I was the third of her four daughters. Never as smart as her first. Never as pretty as her second. And never as perfect as her baby. I was supposed to be a son or so the story goes. A grave disappointment, to say the least. I tried to make up for it by climbing trees and playing baseball, but my father left her anyway, apparently the result of my faulty gender and the not the affair she had with a dark-haired bartender.

I grew without her approval. I succeeded without her acknowledgement. And I left her as soon as the law opened that door.

I called my mother regularly and dutifully suffered my weekly dose of ridicule. During one such conversation, my mother informed me, quite casually, that she had never been able to love me as much as her other daughters because I never needed her as much as they did. And, of course, everyone knows that mothers need to be needed. I learned that day that she still had the power after 23 years, across 1200 miles to tear my heart out.

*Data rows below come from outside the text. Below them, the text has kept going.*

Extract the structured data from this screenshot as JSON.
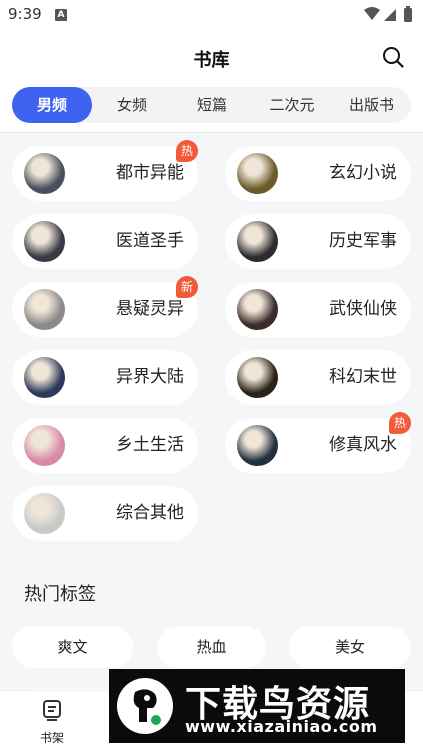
{
  "status_bar": {
    "time": "9:39",
    "notification": "A"
  },
  "header": {
    "title": "书库"
  },
  "tabs": [
    {
      "label": "男频",
      "active": true
    },
    {
      "label": "女频",
      "active": false
    },
    {
      "label": "短篇",
      "active": false
    },
    {
      "label": "二次元",
      "active": false
    },
    {
      "label": "出版书",
      "active": false
    }
  ],
  "categories": [
    {
      "label": "都市异能",
      "badge": "热",
      "cover_color": "#4a4f5c"
    },
    {
      "label": "玄幻小说",
      "badge": "",
      "cover_color": "#6b5a2a"
    },
    {
      "label": "医道圣手",
      "badge": "",
      "cover_color": "#3a3a44"
    },
    {
      "label": "历史军事",
      "badge": "",
      "cover_color": "#2c2c30"
    },
    {
      "label": "悬疑灵异",
      "badge": "新",
      "cover_color": "#8a8a8a"
    },
    {
      "label": "武侠仙侠",
      "badge": "",
      "cover_color": "#3b2b2b"
    },
    {
      "label": "异界大陆",
      "badge": "",
      "cover_color": "#2d3a5a"
    },
    {
      "label": "科幻末世",
      "badge": "",
      "cover_color": "#2a2418"
    },
    {
      "label": "乡土生活",
      "badge": "",
      "cover_color": "#d98aa6"
    },
    {
      "label": "修真风水",
      "badge": "热",
      "cover_color": "#24303e"
    },
    {
      "label": "综合其他",
      "badge": "",
      "cover_color": "#c9c9c9"
    }
  ],
  "hot_tags": {
    "title": "热门标签",
    "items": [
      "爽文",
      "热血",
      "美女"
    ]
  },
  "bottom_nav": {
    "items": [
      {
        "label": "书架"
      }
    ]
  },
  "watermark": {
    "title": "下载鸟资源",
    "url": "www.xiazainiao.com"
  },
  "colors": {
    "accent": "#3e63f0",
    "badge": "#f25a3a",
    "background": "#f5f6f8"
  }
}
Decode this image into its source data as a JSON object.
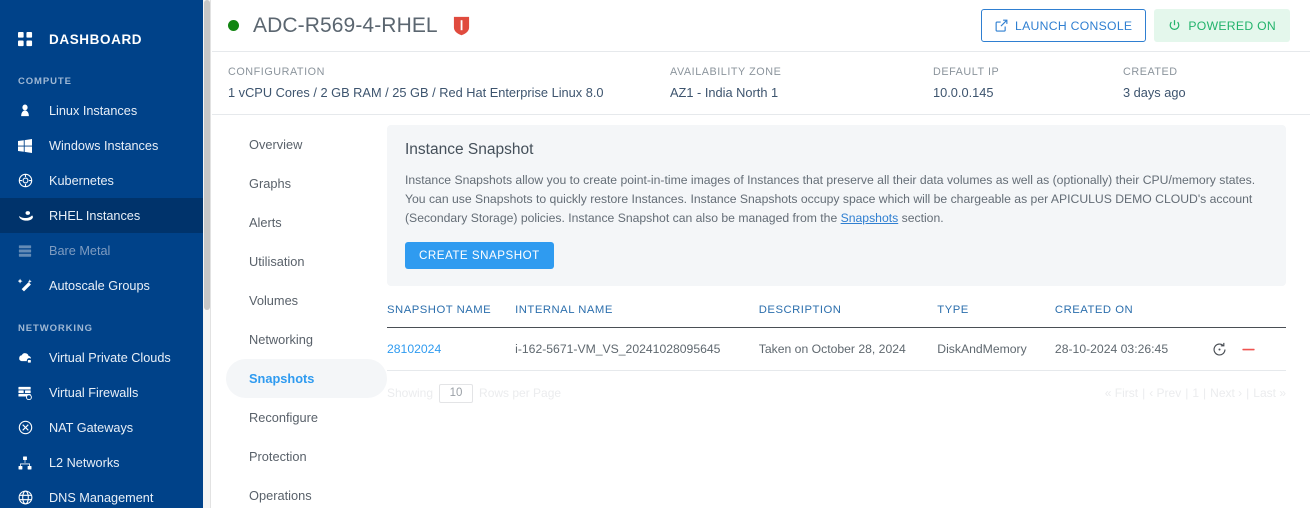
{
  "sidebar": {
    "brand": {
      "label": "DASHBOARD",
      "icon": "grid-icon"
    },
    "groups": [
      {
        "title": "COMPUTE",
        "items": [
          {
            "label": "Linux Instances",
            "icon": "linux-penguin-icon",
            "active": false,
            "dim": false
          },
          {
            "label": "Windows Instances",
            "icon": "windows-icon",
            "active": false,
            "dim": false
          },
          {
            "label": "Kubernetes",
            "icon": "kubernetes-icon",
            "active": false,
            "dim": false
          },
          {
            "label": "RHEL Instances",
            "icon": "redhat-icon",
            "active": true,
            "dim": false
          },
          {
            "label": "Bare Metal",
            "icon": "server-rack-icon",
            "active": false,
            "dim": true
          },
          {
            "label": "Autoscale Groups",
            "icon": "autoscale-icon",
            "active": false,
            "dim": false
          }
        ]
      },
      {
        "title": "NETWORKING",
        "items": [
          {
            "label": "Virtual Private Clouds",
            "icon": "cloud-lock-icon",
            "active": false,
            "dim": false
          },
          {
            "label": "Virtual Firewalls",
            "icon": "firewall-icon",
            "active": false,
            "dim": false
          },
          {
            "label": "NAT Gateways",
            "icon": "nat-gateway-icon",
            "active": false,
            "dim": false
          },
          {
            "label": "L2 Networks",
            "icon": "network-tree-icon",
            "active": false,
            "dim": false
          },
          {
            "label": "DNS Management",
            "icon": "globe-icon",
            "active": false,
            "dim": false
          }
        ]
      }
    ]
  },
  "header": {
    "status_dot_color": "#128512",
    "instance_name": "ADC-R569-4-RHEL",
    "shield_icon": "redhat-shield-icon",
    "shield_color": "#e04b3e",
    "launch_console": {
      "label": "LAUNCH CONSOLE",
      "icon": "external-link-icon"
    },
    "power_badge": {
      "label": "POWERED ON",
      "icon": "power-icon",
      "color": "#22b36b",
      "bg": "#e4f7ec"
    }
  },
  "meta": [
    {
      "label": "CONFIGURATION",
      "value": "1 vCPU Cores / 2 GB RAM / 25 GB / Red Hat Enterprise Linux 8.0"
    },
    {
      "label": "AVAILABILITY ZONE",
      "value": "AZ1 - India North 1"
    },
    {
      "label": "DEFAULT IP",
      "value": "10.0.0.145"
    },
    {
      "label": "CREATED",
      "value": "3 days ago"
    }
  ],
  "tabs": [
    {
      "label": "Overview",
      "active": false
    },
    {
      "label": "Graphs",
      "active": false
    },
    {
      "label": "Alerts",
      "active": false
    },
    {
      "label": "Utilisation",
      "active": false
    },
    {
      "label": "Volumes",
      "active": false
    },
    {
      "label": "Networking",
      "active": false
    },
    {
      "label": "Snapshots",
      "active": true
    },
    {
      "label": "Reconfigure",
      "active": false
    },
    {
      "label": "Protection",
      "active": false
    },
    {
      "label": "Operations",
      "active": false
    }
  ],
  "panel": {
    "title": "Instance Snapshot",
    "description_part1": "Instance Snapshots allow you to create point-in-time images of Instances that preserve all their data volumes as well as (optionally) their CPU/memory states. You can use Snapshots to quickly restore Instances. Instance Snapshots occupy space which will be chargeable as per APICULUS DEMO CLOUD's account (Secondary Storage) policies. Instance Snapshot can also be managed from the ",
    "description_link": "Snapshots",
    "description_part2": " section.",
    "create_button": "CREATE SNAPSHOT"
  },
  "table": {
    "columns": [
      "SNAPSHOT NAME",
      "INTERNAL NAME",
      "DESCRIPTION",
      "TYPE",
      "CREATED ON"
    ],
    "rows": [
      {
        "snapshot_name": "28102024",
        "internal_name": "i-162-5671-VM_VS_20241028095645",
        "description": "Taken on October 28, 2024",
        "type": "DiskAndMemory",
        "created_on": "28-10-2024 03:26:45",
        "actions": [
          "revert-icon",
          "delete-icon"
        ]
      }
    ]
  },
  "pager": {
    "showing_label": "Showing",
    "rows_per_page_value": "10",
    "rows_per_page_label": "Rows per Page",
    "first": "« First",
    "sep1": "|",
    "prev": "‹ Prev",
    "sep2": "|",
    "page": "1",
    "sep3": "|",
    "next": "Next ›",
    "sep4": "|",
    "last": "Last »"
  }
}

A year later, she was diagnosed with cancer. It wasn't long before she needed constant care, but her other daughters were much too busy with their own lives. I took care of my mother that final year. She thrived on the pity of others. She told doctors, nurses, and family members that I was starving her and stealing her money (of which she had none). I prayed that this time with her would somehow serve as restitution for my ill-fated birth, that she would forgive me for never being the child she wanted me to be. My prayers went unanswered.

In a hospital room, days before she died, she again told me that she had never loved me as much as her other girls. This time I gave her no tears. I did not falter. I had become strong in the absence of her love. Then she whispered, "But I have always liked you best. You are the one I would have chosen for my friend."

I didn't cry when my mother died. I have not cried for her since. Her death brought me peace. I have always loved my mother. I was grateful for her final words, and grateful that I no longer needed them.